Anda masih ingat Partai Damai Sejahtera? Partai ini adalah salah satu partai politik di negeri ini yang berazaskan Pancasila dengan nilai-nilai kekristenan. Namun ditengah bahtera perjalanan politik mereka, Partai itu didera badai taufan dunia yang sedasyat badai angin ribut di danau Galilea ketika Yesus tertidur di perahu.
Partai yang berlambangkan Salip dan burung merpati itu merupakan leburan dari sepuluh Partai Kristen Kelas Bantam yaitu Partai Kristen Indonesia, Partai Katolik, Partai Kristen Demokrat, Partai Kesatuan Demokrasi Indonesia, Partai Demokrasi Kristen Nasional, Partai Demokrasi Kasih Bangsa, Partai Anugerah Demokrat, Partai Kemerdekaan Rakyat, dan Partai Kristen Nasional.
Dalam perjalanan karir politik mereka di negeri ini, Partai Damai Sejahtera dihajar konflik internal yang bertubi-tubi tanpa henti yaitu akibat adanya persaingan merebut kursi kepemimpinan PDS antara kubu Ruyandi Hutasoit dan kubu Rahmat Manullang.
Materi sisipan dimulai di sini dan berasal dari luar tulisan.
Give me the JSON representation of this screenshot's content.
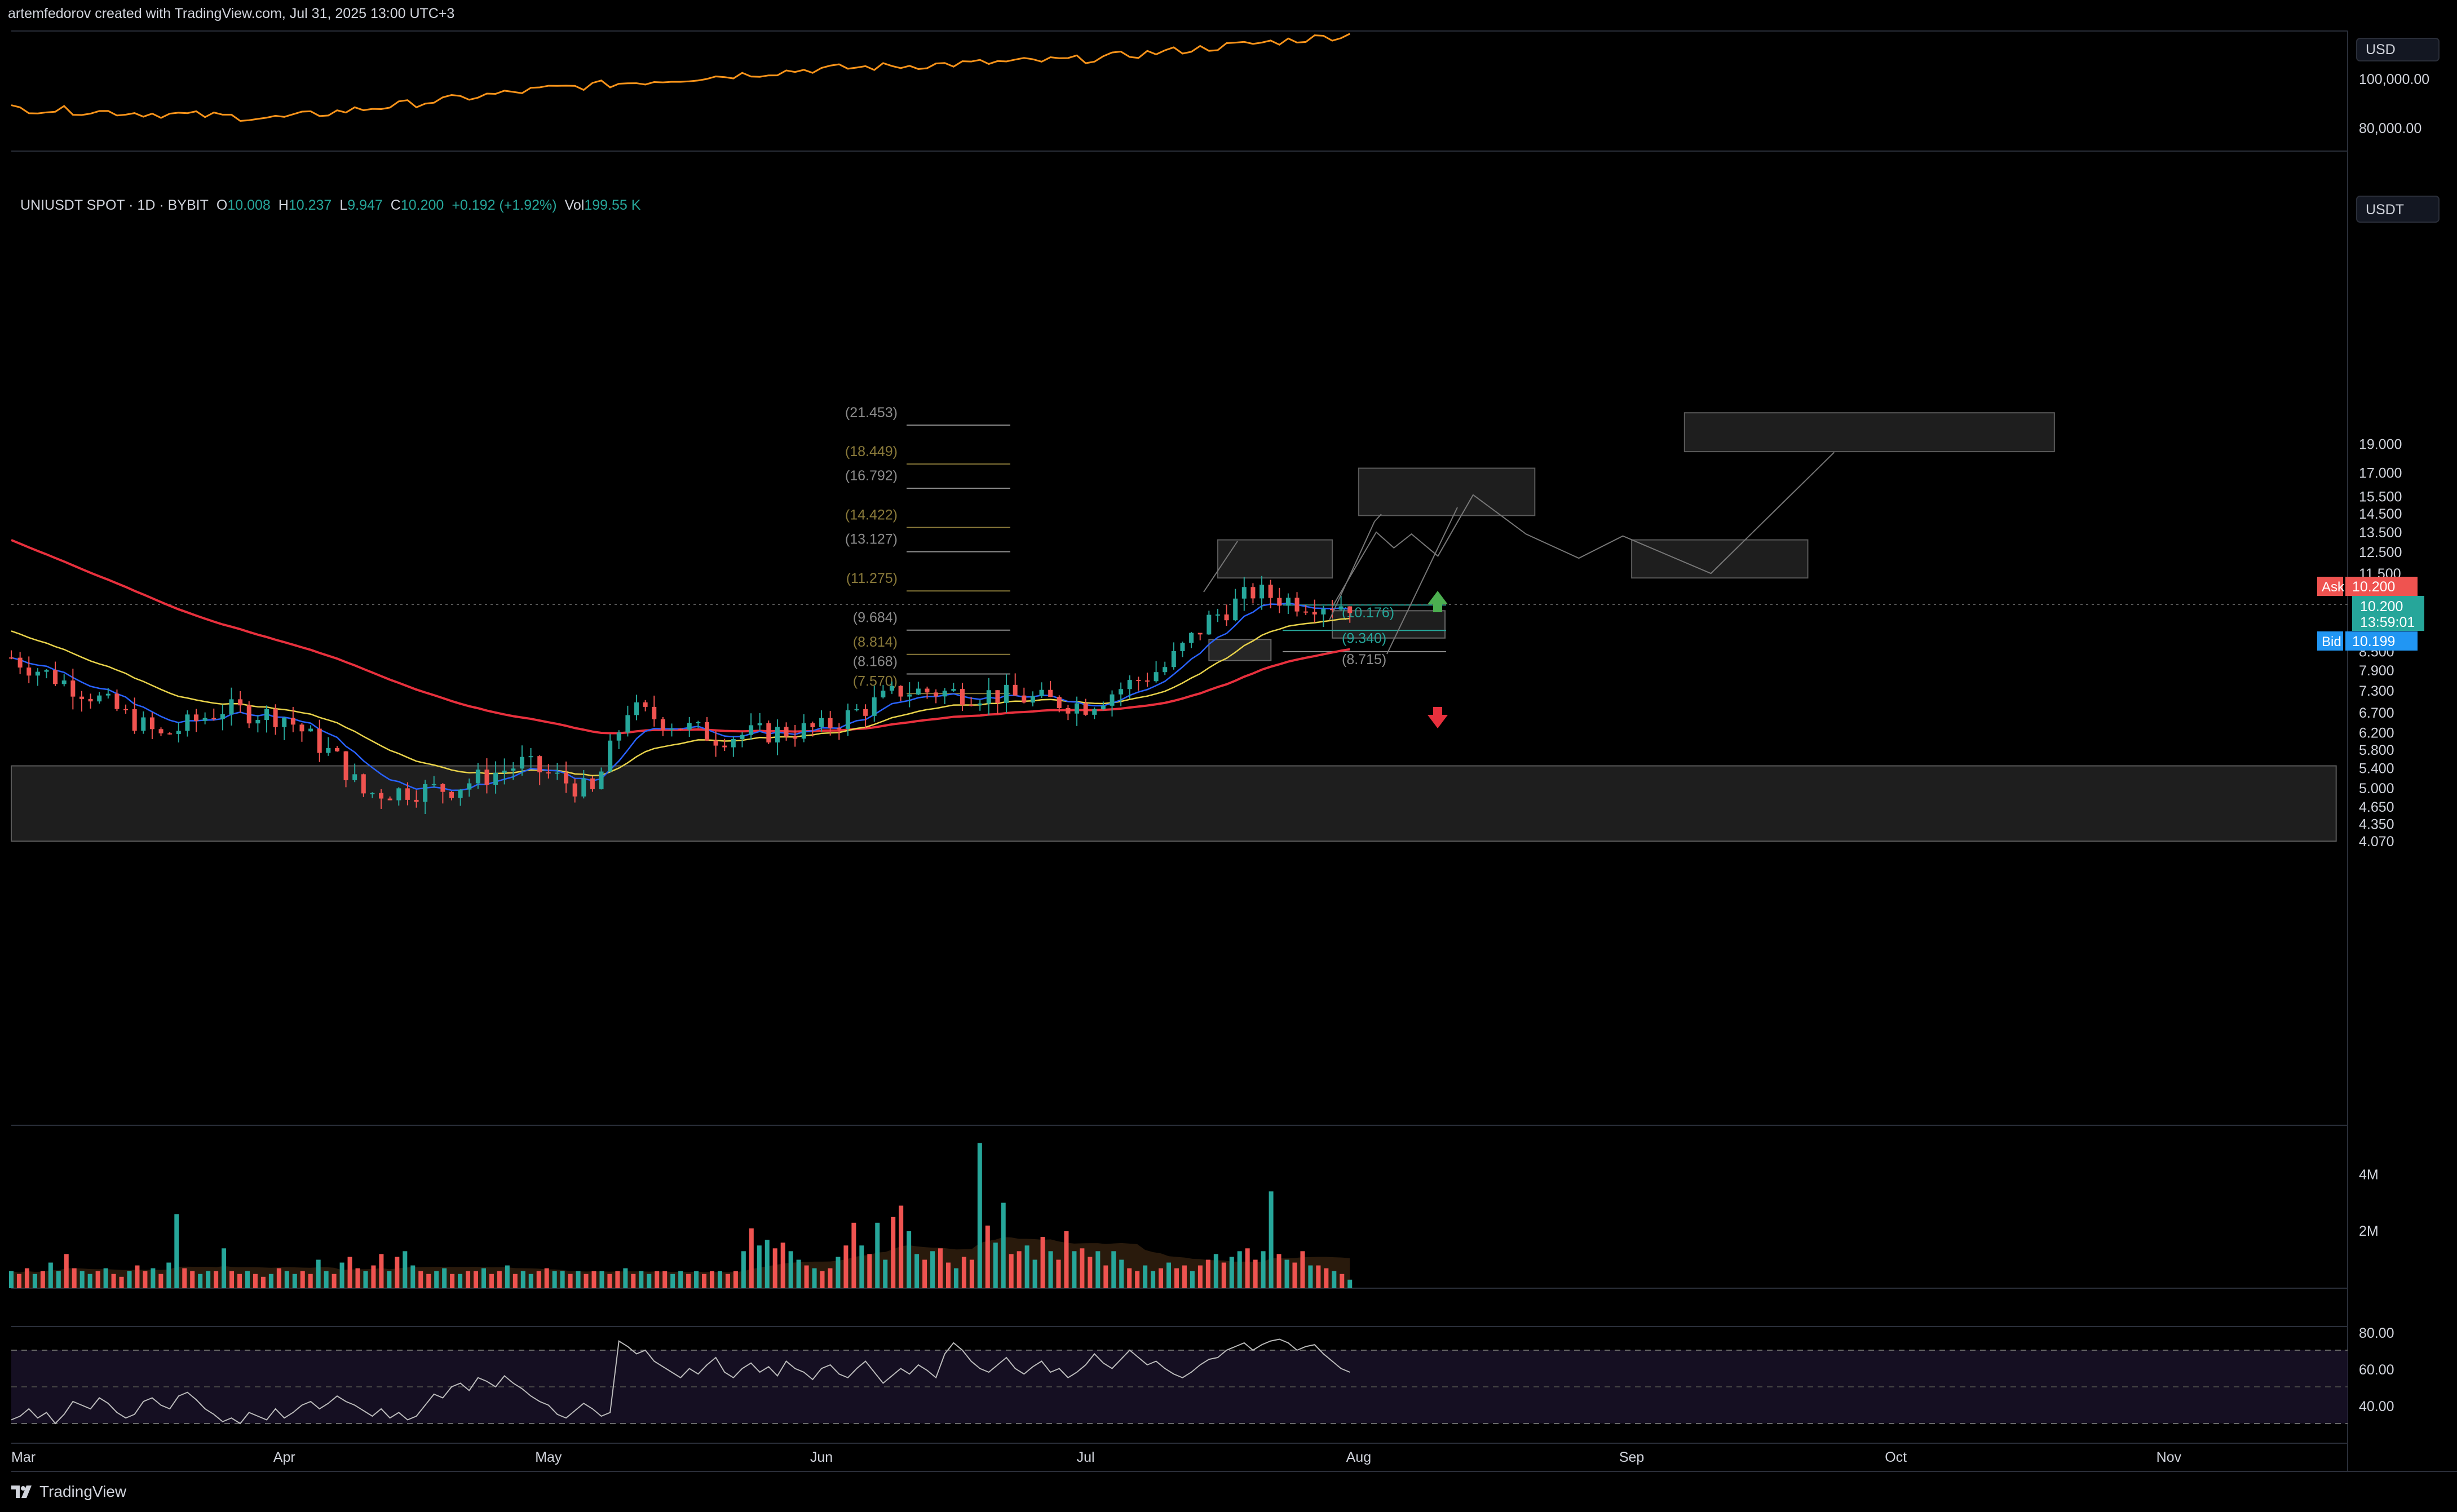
{
  "header": {
    "attribution": "artemfedorov created with TradingView.com, Jul 31, 2025 13:00 UTC+3",
    "brand": "TradingView"
  },
  "legend": {
    "symbol": "UNIUSDT SPOT · 1D · BYBIT",
    "open_label": "O",
    "open": "10.008",
    "high_label": "H",
    "high": "10.237",
    "low_label": "L",
    "low": "9.947",
    "close_label": "C",
    "close": "10.200",
    "change": "+0.192 (+1.92%)",
    "vol_label": "Vol",
    "vol": "199.55 K"
  },
  "colors": {
    "background": "#000000",
    "up": "#26a69a",
    "down": "#ef5350",
    "btc_line": "#f7931a",
    "ema_fast": "#2962ff",
    "ema_mid": "#e8d24a",
    "ema_slow": "#e8303d",
    "ask": "#ef5350",
    "bid": "#2196f3",
    "last": "#26a69a"
  },
  "price_badges": {
    "ask_label": "Ask",
    "ask_value": "10.200",
    "last_value": "10.200",
    "countdown": "13:59:01",
    "bid_label": "Bid",
    "bid_value": "10.199"
  },
  "icons": [
    "arrow-up-icon",
    "arrow-down-icon",
    "tradingview-logo-icon"
  ],
  "chart_data": [
    {
      "type": "line",
      "name": "btc-overlay-pane",
      "unit_label": "USD",
      "y_ticks": [
        "100,000.00",
        "80,000.00"
      ],
      "x": [
        "Mar",
        "Apr",
        "May",
        "Jun",
        "Jul",
        "Aug"
      ],
      "values": [
        88000,
        84000,
        96000,
        104000,
        108000,
        118000
      ]
    },
    {
      "type": "candlestick",
      "name": "UNIUSDT",
      "unit_label": "USDT",
      "y_axis_scale": "log",
      "y_ticks": [
        "19.000",
        "17.000",
        "15.500",
        "14.500",
        "13.500",
        "12.500",
        "11.500",
        "8.500",
        "7.900",
        "7.300",
        "6.700",
        "6.200",
        "5.800",
        "5.400",
        "5.000",
        "4.650",
        "4.350",
        "4.070"
      ],
      "x_ticks": [
        "Mar",
        "Apr",
        "May",
        "Jun",
        "Jul",
        "Aug",
        "Sep",
        "Oct",
        "Nov"
      ],
      "last_price": 10.2,
      "close_path": [
        {
          "x": "Mar 01",
          "y": 8.3
        },
        {
          "x": "Mar 10",
          "y": 7.2
        },
        {
          "x": "Mar 18",
          "y": 6.1
        },
        {
          "x": "Mar 25",
          "y": 6.8
        },
        {
          "x": "Apr 01",
          "y": 6.6
        },
        {
          "x": "Apr 07",
          "y": 5.6
        },
        {
          "x": "Apr 10",
          "y": 4.9
        },
        {
          "x": "Apr 20",
          "y": 5.0
        },
        {
          "x": "Apr 28",
          "y": 5.5
        },
        {
          "x": "May 06",
          "y": 4.9
        },
        {
          "x": "May 10",
          "y": 6.8
        },
        {
          "x": "May 20",
          "y": 6.1
        },
        {
          "x": "Jun 01",
          "y": 6.3
        },
        {
          "x": "Jun 10",
          "y": 7.3
        },
        {
          "x": "Jun 20",
          "y": 7.2
        },
        {
          "x": "Jul 01",
          "y": 6.9
        },
        {
          "x": "Jul 10",
          "y": 8.0
        },
        {
          "x": "Jul 15",
          "y": 9.6
        },
        {
          "x": "Jul 20",
          "y": 10.7
        },
        {
          "x": "Jul 25",
          "y": 10.3
        },
        {
          "x": "Jul 31",
          "y": 10.2
        }
      ],
      "fib_levels": [
        {
          "label": "(21.453)",
          "value": 21.453
        },
        {
          "label": "(18.449)",
          "value": 18.449
        },
        {
          "label": "(16.792)",
          "value": 16.792
        },
        {
          "label": "(14.422)",
          "value": 14.422
        },
        {
          "label": "(13.127)",
          "value": 13.127
        },
        {
          "label": "(11.275)",
          "value": 11.275
        },
        {
          "label": "(9.684)",
          "value": 9.684
        },
        {
          "label": "(8.814)",
          "value": 8.814
        },
        {
          "label": "(8.168)",
          "value": 8.168
        },
        {
          "label": "(7.570)",
          "value": 7.57
        }
      ],
      "position_levels": [
        {
          "label": "(10.176)",
          "value": 10.176
        },
        {
          "label": "(9.340)",
          "value": 9.34
        },
        {
          "label": "(8.715)",
          "value": 8.715
        }
      ],
      "zones": [
        {
          "from": "Mar 01",
          "to": "Nov 20",
          "low": 4.07,
          "high": 5.45
        },
        {
          "from": "Jul 16",
          "to": "Jul 29",
          "low": 11.3,
          "high": 13.1
        },
        {
          "from": "Aug 01",
          "to": "Aug 21",
          "low": 14.4,
          "high": 17.3
        },
        {
          "from": "Sep 01",
          "to": "Sep 21",
          "low": 11.3,
          "high": 13.1
        },
        {
          "from": "Sep 07",
          "to": "Oct 19",
          "low": 18.45,
          "high": 21.45
        }
      ],
      "projection_path": [
        {
          "x": "Jul 29",
          "y": 10.1
        },
        {
          "x": "Aug 03",
          "y": 13.5
        },
        {
          "x": "Aug 05",
          "y": 12.7
        },
        {
          "x": "Aug 07",
          "y": 13.4
        },
        {
          "x": "Aug 10",
          "y": 12.3
        },
        {
          "x": "Aug 14",
          "y": 15.6
        },
        {
          "x": "Aug 20",
          "y": 13.4
        },
        {
          "x": "Aug 26",
          "y": 12.2
        },
        {
          "x": "Aug 31",
          "y": 13.3
        },
        {
          "x": "Sep 10",
          "y": 11.5
        },
        {
          "x": "Sep 24",
          "y": 18.4
        }
      ]
    },
    {
      "type": "bar",
      "name": "volume-pane",
      "y_ticks": [
        "4M",
        "2M"
      ],
      "values_note_units": "millions",
      "values": [
        0.6,
        0.5,
        0.7,
        0.5,
        0.6,
        0.9,
        0.6,
        1.2,
        0.7,
        0.6,
        0.5,
        0.6,
        0.7,
        0.5,
        0.4,
        0.6,
        0.8,
        0.6,
        0.7,
        0.5,
        0.9,
        2.6,
        0.7,
        0.6,
        0.5,
        0.6,
        0.6,
        1.4,
        0.6,
        0.5,
        0.6,
        0.5,
        0.4,
        0.5,
        0.7,
        0.6,
        0.5,
        0.6,
        0.5,
        1.0,
        0.6,
        0.5,
        0.9,
        1.1,
        0.7,
        0.6,
        0.8,
        1.2,
        0.6,
        1.1,
        1.3,
        0.8,
        0.6,
        0.5,
        0.6,
        0.7,
        0.5,
        0.5,
        0.6,
        0.6,
        0.7,
        0.5,
        0.6,
        0.8,
        0.5,
        0.6,
        0.5,
        0.6,
        0.7,
        0.6,
        0.6,
        0.5,
        0.6,
        0.5,
        0.6,
        0.6,
        0.5,
        0.6,
        0.7,
        0.5,
        0.6,
        0.5,
        0.6,
        0.6,
        0.5,
        0.6,
        0.5,
        0.6,
        0.5,
        0.6,
        0.6,
        0.5,
        0.6,
        1.3,
        2.1,
        1.5,
        1.7,
        1.4,
        1.6,
        1.3,
        1.0,
        0.8,
        0.7,
        0.6,
        0.7,
        1.1,
        1.5,
        2.3,
        1.5,
        1.2,
        2.3,
        1.0,
        2.5,
        2.9,
        2.0,
        1.2,
        1.0,
        1.3,
        1.4,
        0.9,
        0.7,
        1.1,
        1.0,
        5.1,
        2.2,
        1.6,
        3.0,
        1.2,
        1.3,
        1.5,
        1.0,
        1.8,
        1.3,
        1.0,
        2.0,
        1.3,
        1.4,
        1.1,
        1.3,
        0.8,
        1.3,
        1.0,
        0.7,
        0.6,
        0.8,
        0.6,
        0.7,
        0.9,
        0.7,
        0.8,
        0.6,
        0.8,
        1.0,
        1.2,
        0.9,
        1.1,
        1.3,
        1.4,
        1.0,
        1.3,
        3.4,
        1.2,
        1.0,
        0.9,
        1.3,
        0.8,
        0.8,
        0.7,
        0.6,
        0.5,
        0.3
      ]
    },
    {
      "type": "line",
      "name": "rsi-pane",
      "y_ticks": [
        "80.00",
        "60.00",
        "40.00"
      ],
      "bands": [
        70,
        30
      ],
      "values": [
        32,
        34,
        38,
        33,
        36,
        30,
        35,
        42,
        40,
        38,
        44,
        41,
        36,
        33,
        35,
        42,
        44,
        40,
        38,
        45,
        47,
        43,
        38,
        35,
        31,
        33,
        30,
        36,
        34,
        32,
        38,
        33,
        36,
        40,
        42,
        38,
        41,
        45,
        42,
        40,
        37,
        34,
        38,
        33,
        36,
        32,
        34,
        40,
        46,
        44,
        50,
        52,
        48,
        55,
        53,
        50,
        56,
        52,
        49,
        45,
        42,
        40,
        35,
        33,
        37,
        41,
        38,
        34,
        36,
        75,
        72,
        68,
        70,
        64,
        61,
        58,
        55,
        60,
        57,
        62,
        66,
        58,
        55,
        60,
        63,
        58,
        61,
        56,
        64,
        60,
        58,
        54,
        60,
        62,
        57,
        55,
        60,
        64,
        58,
        52,
        56,
        60,
        57,
        62,
        59,
        55,
        68,
        74,
        70,
        64,
        60,
        58,
        62,
        66,
        60,
        57,
        61,
        64,
        58,
        60,
        55,
        58,
        62,
        68,
        63,
        60,
        65,
        70,
        66,
        62,
        64,
        60,
        57,
        55,
        58,
        62,
        65,
        66,
        70,
        72,
        74,
        70,
        73,
        75,
        76,
        74,
        70,
        72,
        73,
        68,
        64,
        60,
        58
      ]
    }
  ]
}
Di ujung perseteruan mereka, KPU akhirnya memutuskan hanya mengakui Ruyandi Hutasoit sebagai Ketua Umum PDS.
Rahmat Manullang yang sewot dan uring-uringan karena gagal total merebut kursi kepemimpinan PDS itu akhirnya melakukan manuver somasi hukum dengan menggugat kubu Ruyandi Hutasoit termasuk pula Menkumham Andi Matalatta karena menurutnya mereka telah semena-mena menzolimi dirinya dengan menerbitkan Surat Keputusan bahwa Ruyandi Hutasoit yang dianggap sah sebagai Ketua Umum PDS.
Perseteruan pucuk pimpinan bukan hanya antara Rahmat Manullang dan Ruyandi Hutasoit saja, akan tetapi Ruyandi Hutasoit juga berseteru dengan Gerry Mbatemooy, Pejabat Sementara Ketua Umum PDS yang dilantik secara sepihak, sehingga semakin porak porandalah kondisi internal partai berlambang Salip dan burung merpati itu.
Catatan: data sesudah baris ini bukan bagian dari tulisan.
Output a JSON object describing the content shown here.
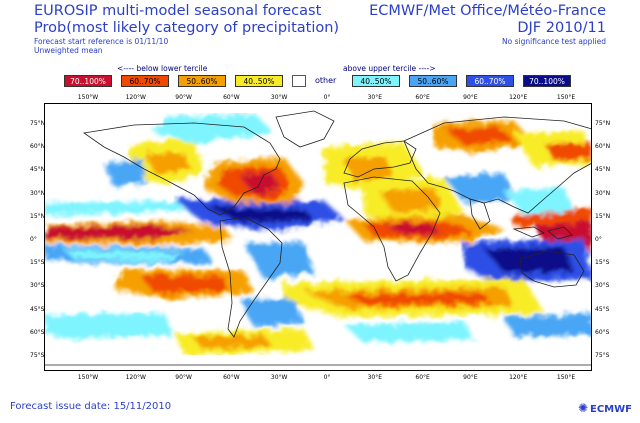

Motivasi mereka yang sebelumnya murni memperjuangkan kebenaran, keadilan demi kepentingan umat Kristiani di negeri ini akhirnya tumbang rata dengan tanah akibat sepak terjang kepentingan pribadi mereka demi hasrat kedagingan dan duniawi di dunia yang fana ini.
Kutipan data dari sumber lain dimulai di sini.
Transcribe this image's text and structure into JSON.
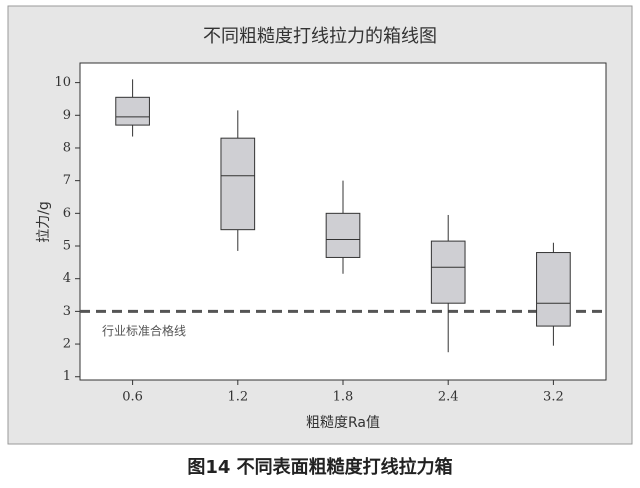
{
  "chart_data": {
    "type": "box",
    "title": "不同粗糙度打线拉力的箱线图",
    "x_label": "粗糙度Ra值",
    "y_label": "拉力/g",
    "caption": "图14 不同表面粗糙度打线拉力箱",
    "categories": [
      "0.6",
      "1.2",
      "1.8",
      "2.4",
      "3.2"
    ],
    "boxes": [
      {
        "whislo": 8.35,
        "q1": 8.7,
        "med": 8.95,
        "q3": 9.55,
        "whishi": 10.1
      },
      {
        "whislo": 4.85,
        "q1": 5.5,
        "med": 7.15,
        "q3": 8.3,
        "whishi": 9.15
      },
      {
        "whislo": 4.15,
        "q1": 4.65,
        "med": 5.2,
        "q3": 6.0,
        "whishi": 7.0
      },
      {
        "whislo": 1.75,
        "q1": 3.25,
        "med": 4.35,
        "q3": 5.15,
        "whishi": 5.95
      },
      {
        "whislo": 1.95,
        "q1": 2.55,
        "med": 3.25,
        "q3": 4.8,
        "whishi": 5.1
      }
    ],
    "color": "#cfcfd3",
    "reference_line": {
      "value": 3,
      "label": "行业标准合格线",
      "color": "#555555"
    },
    "ylim": [
      0.9,
      10.6
    ],
    "yticks": [
      1,
      2,
      3,
      4,
      5,
      6,
      7,
      8,
      9,
      10
    ]
  }
}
Mungkin saja Tuhan marah dengan perjuangan mereka yang telah melenceng jauh, sehingga Tuhan pun memporan-porandakan partai itu sama seperti memporan-porandakan bahasa manusia yang berupaya membangun Menara Babel menuju puncak langit tertinggi untuk menggapai Tuhan.
Konflik internal dalam partai itu menyebabkan partai itu pecah berkeping-keping dan kehilangan kakinya. Mereka pun berjalan terseok-seok dan terpincang-pincang menuju Pemilu, sama persis seperti orang Israel yang Tuhan buat berjalan berputar-putar di padang gurun selama 40 hari lamanya, akibat bebalnya bangsa Israel dulu, setelah mereka bebas dari tanah perbudakan di Mesir menuju Tanah Perjanjian. Padahal jarak antara Mesir dan Israel enggak jauh-jauh amat.
Banyak orang Kristen saat ini yang beranggapan bahwa di peta politik Indonesia harus ada wakil-wakil orang Kristen yang menyuarakan kepentingan-kepentingan orang Kristen di negeri ini, seperti yang telah dilakukan oleh PDS ketika berjuang menentang keras UU Syariah di negeri ini sampai-sampai membuat Menteri Agama dan jajaran terkait kelimpungan tak tentu arah.
Namun bagaimanapun juga secara pribadi aku tak menyukai partai politik yang berbasis keagamaan. Menurut konsep yang aku pahami, para pemimpin agama sebaiknya fokus pada aktifitas keagamaan saja, bagaimana mereka membangun kembali krisis keyakinan yang saat ini semakin menggerus kaum muda di era Internet yang serba touch screen ini, bukan malah sibuk berpolitik ria menuju Senayan.
Tuhan sudah melakukan yang terbaik untuk orang Kristen di negeri ini, tak perlu lagi menuhankan diri dengan menjadi pahlawan kesiangan bagi orang-orang Kristen di negeri ini demi ambisi pribadi.